Na quinta-feira (5) a ALE-AM (Assembleia Legislativa do Amazonas) aprovou Moção de Repúdio contra a ministra. Marina Silva esteve em Manaus, compondo a comitiva governamental que anunciou medidas para amenizar os efeitos da seca. O senador Omar Aziz (PSD) também fez pesadas cobranças públicas. Deputados federais e vereadores de Manaus seguiram a mesma linha.
Mas foi do deputado estadual Sinésio Campos (PT) o ataque mais contundente. O deputado petista se vangloria de ter cobrado e responsabilizado, com o dedo em riste, a ministra Marina na visita a Manaus na quarta-feira (4).

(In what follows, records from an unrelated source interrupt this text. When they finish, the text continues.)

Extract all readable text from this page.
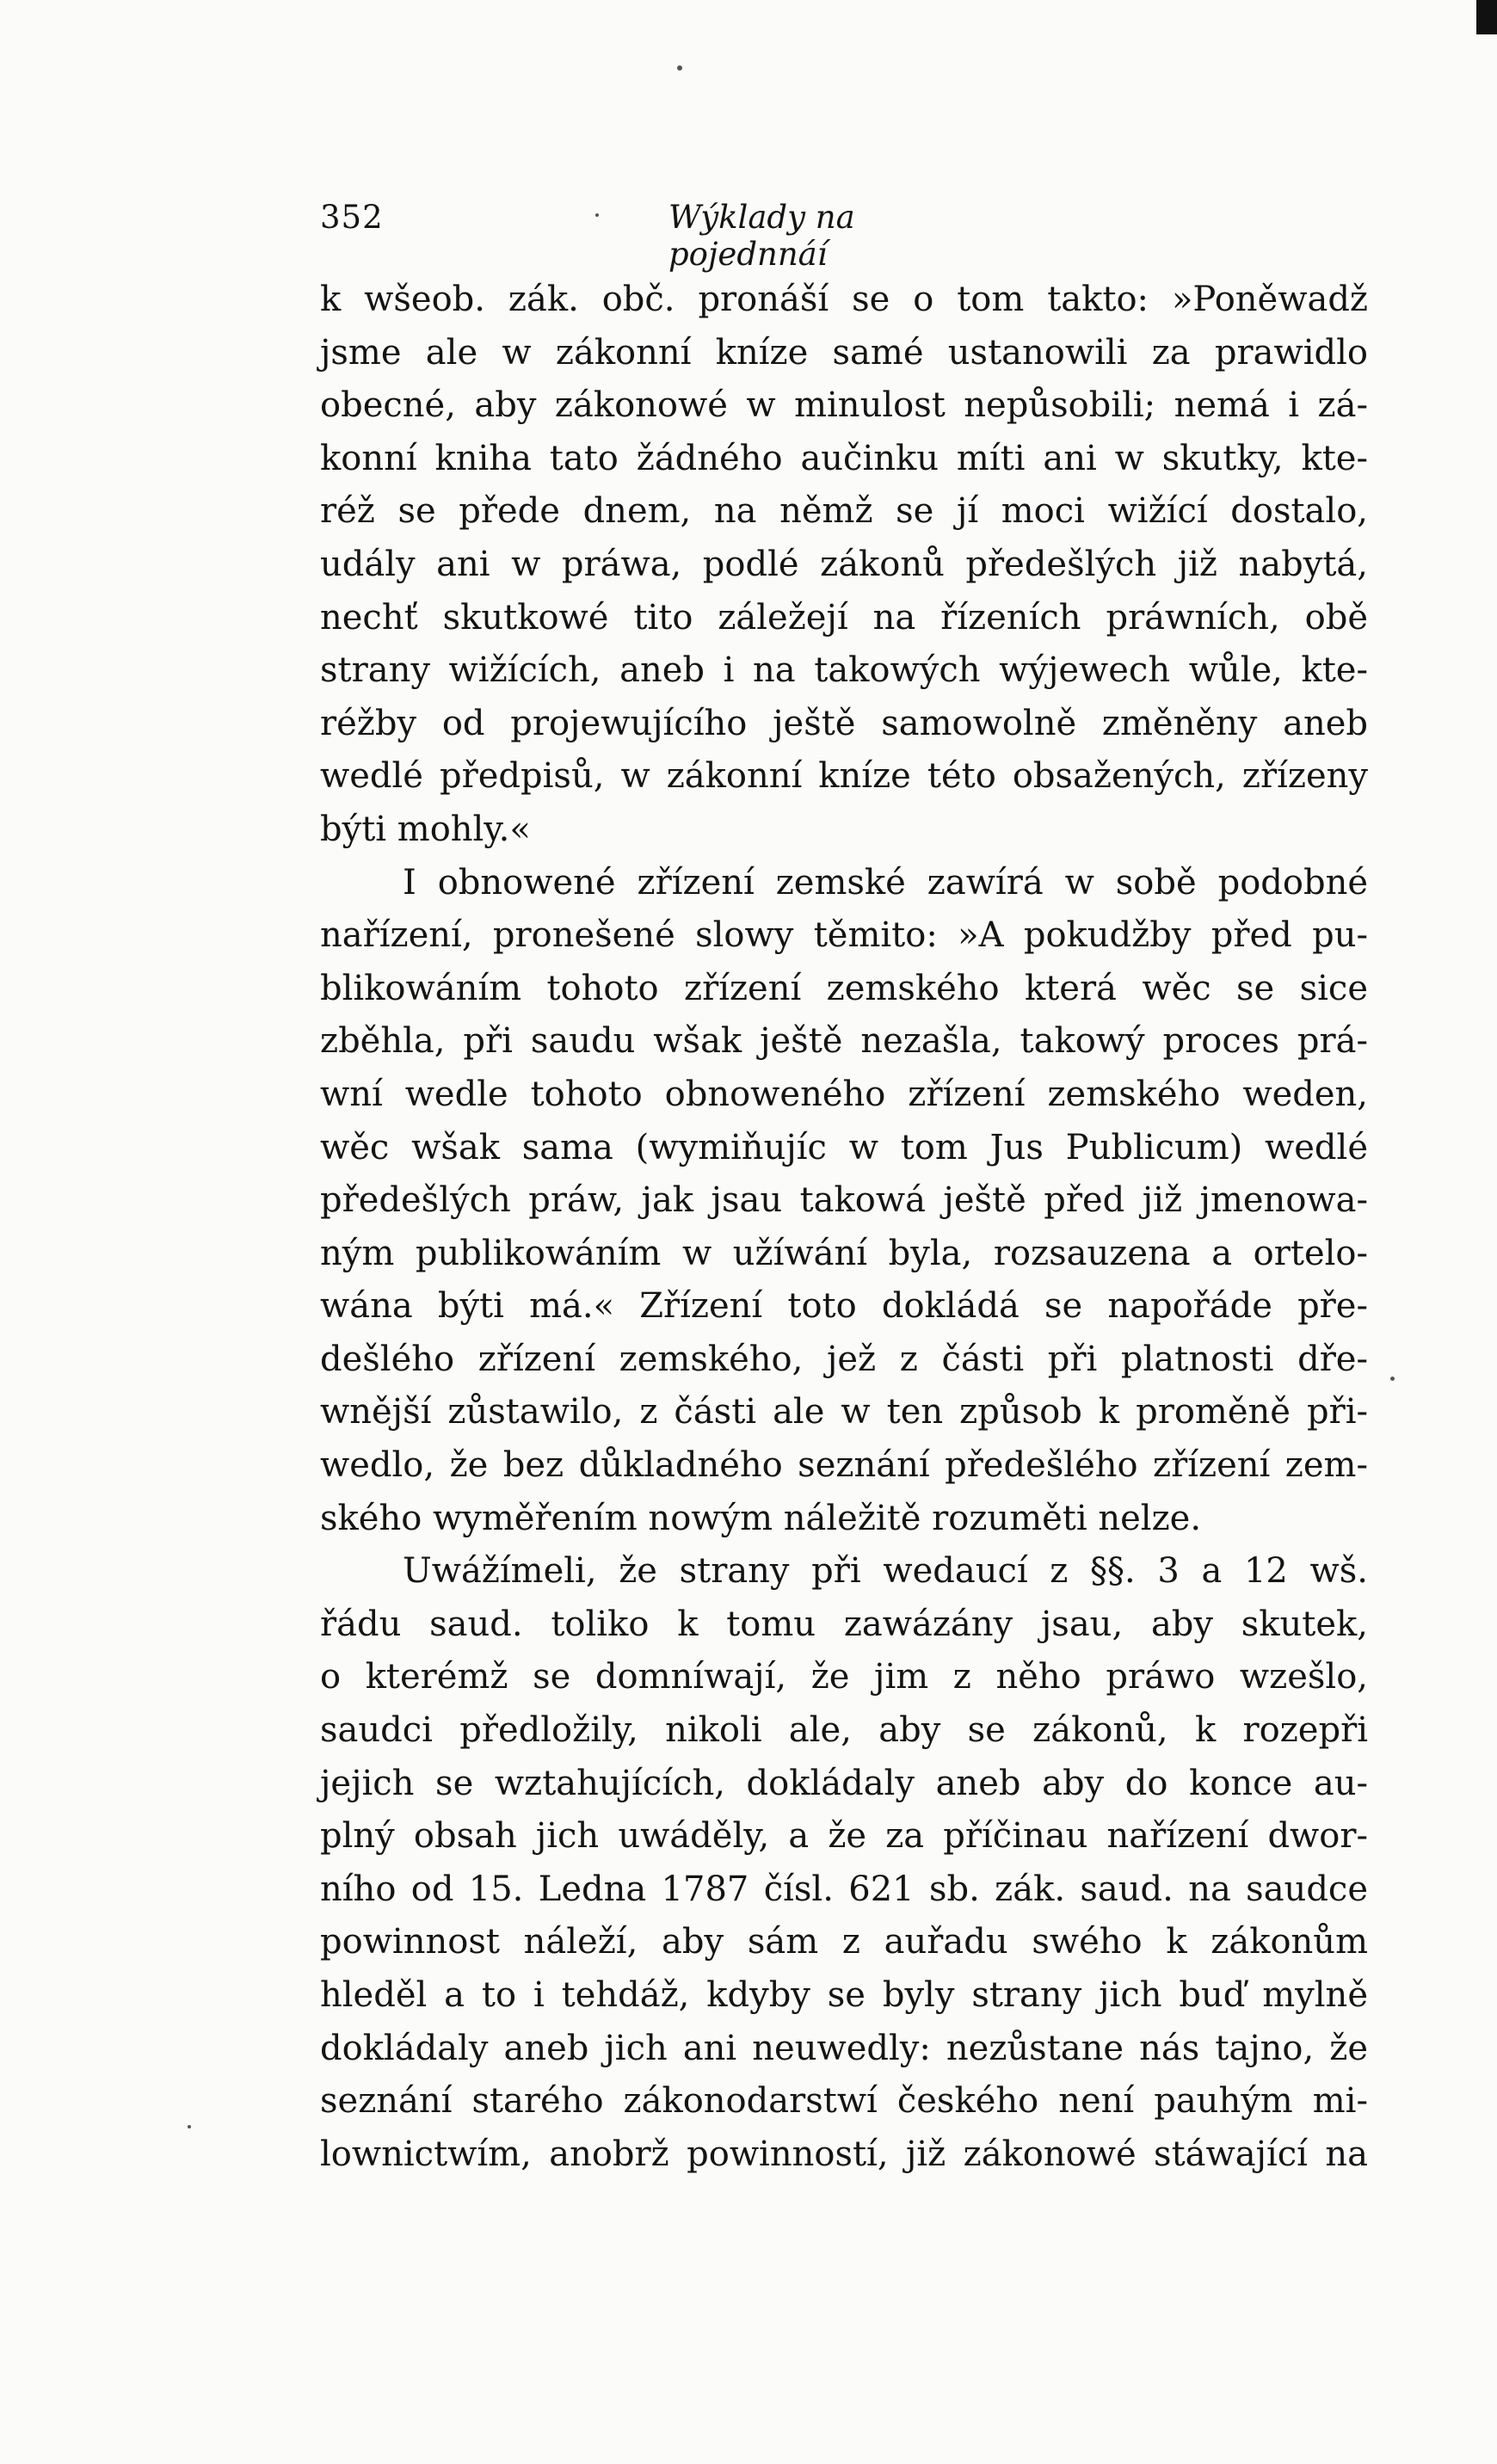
352	Wýklady na pojednnáí
k wšeob. zák. obč. pronáší se o tom takto: »Poněwadž
jsme ale w zákonní kníze samé ustanowili za prawidlo
obecné, aby zákonowé w minulost nepůsobili; nemá i zá-
konní kniha tato žádného aučinku míti ani w skutky, kte-
réž se přede dnem, na němž se jí moci wižící dostalo,
udály ani w práwa, podlé zákonů předešlých již nabytá,
nechť skutkowé tito záležejí na řízeních práwních, obě
strany wižících, aneb i na takowých wýjewech wůle, kte-
réžby od projewujícího ještě samowolně změněny aneb
wedlé předpisů, w zákonní kníze této obsažených, zřízeny
býti mohly.«
I obnowené zřízení zemské zawírá w sobě podobné
nařízení, pronešené slowy těmito: »A pokudžby před pu-
blikowáním tohoto zřízení zemského která wěc se sice
zběhla, při saudu wšak ještě nezašla, takowý proces prá-
wní wedle tohoto obnoweného zřízení zemského weden,
wěc wšak sama (wymiňujíc w tom Jus Publicum) wedlé
předešlých práw, jak jsau takowá ještě před již jmenowa-
ným publikowáním w užíwání byla, rozsauzena a ortelo-
wána býti má.« Zřízení toto dokládá se napořáde pře-
dešlého zřízení zemského, jež z části při platnosti dře-
wnější zůstawilo, z části ale w ten způsob k proměně při-
wedlo, že bez důkladného seznání předešlého zřízení zem-
ského wyměřením nowým náležitě rozuměti nelze.
Uwážímeli, že strany při wedaucí z §§. 3 a 12 wš.
řádu saud. toliko k tomu zawázány jsau, aby skutek,
o kterémž se domníwají, že jim z něho práwo wzešlo,
saudci předložily, nikoli ale, aby se zákonů, k rozepři
jejich se wztahujících, dokládaly aneb aby do konce au-
plný obsah jich uwáděly, a že za příčinau nařízení dwor-
ního od 15. Ledna 1787 čísl. 621 sb. zák. saud. na saudce
powinnost náleží, aby sám z auřadu swého k zákonům
hleděl a to i tehdáž, kdyby se byly strany jich buď mylně
dokládaly aneb jich ani neuwedly: nezůstane nás tajno, že
seznání starého zákonodarstwí českého není pauhým mi-
lownictwím, anobrž powinností, již zákonowé stáwající na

Sinésio é o mesmo que, em 1º de fevereiro deste ano, na sessão de posse dos novos deputados, puxou pelo braço de forma brusca a deputada Mayara Pinheiro (Republicanos) no momento da foto oficial. O ato foi classificado como machista, em comentários de rede sociais e justificado como ‘brincadeira’ por Sinésio.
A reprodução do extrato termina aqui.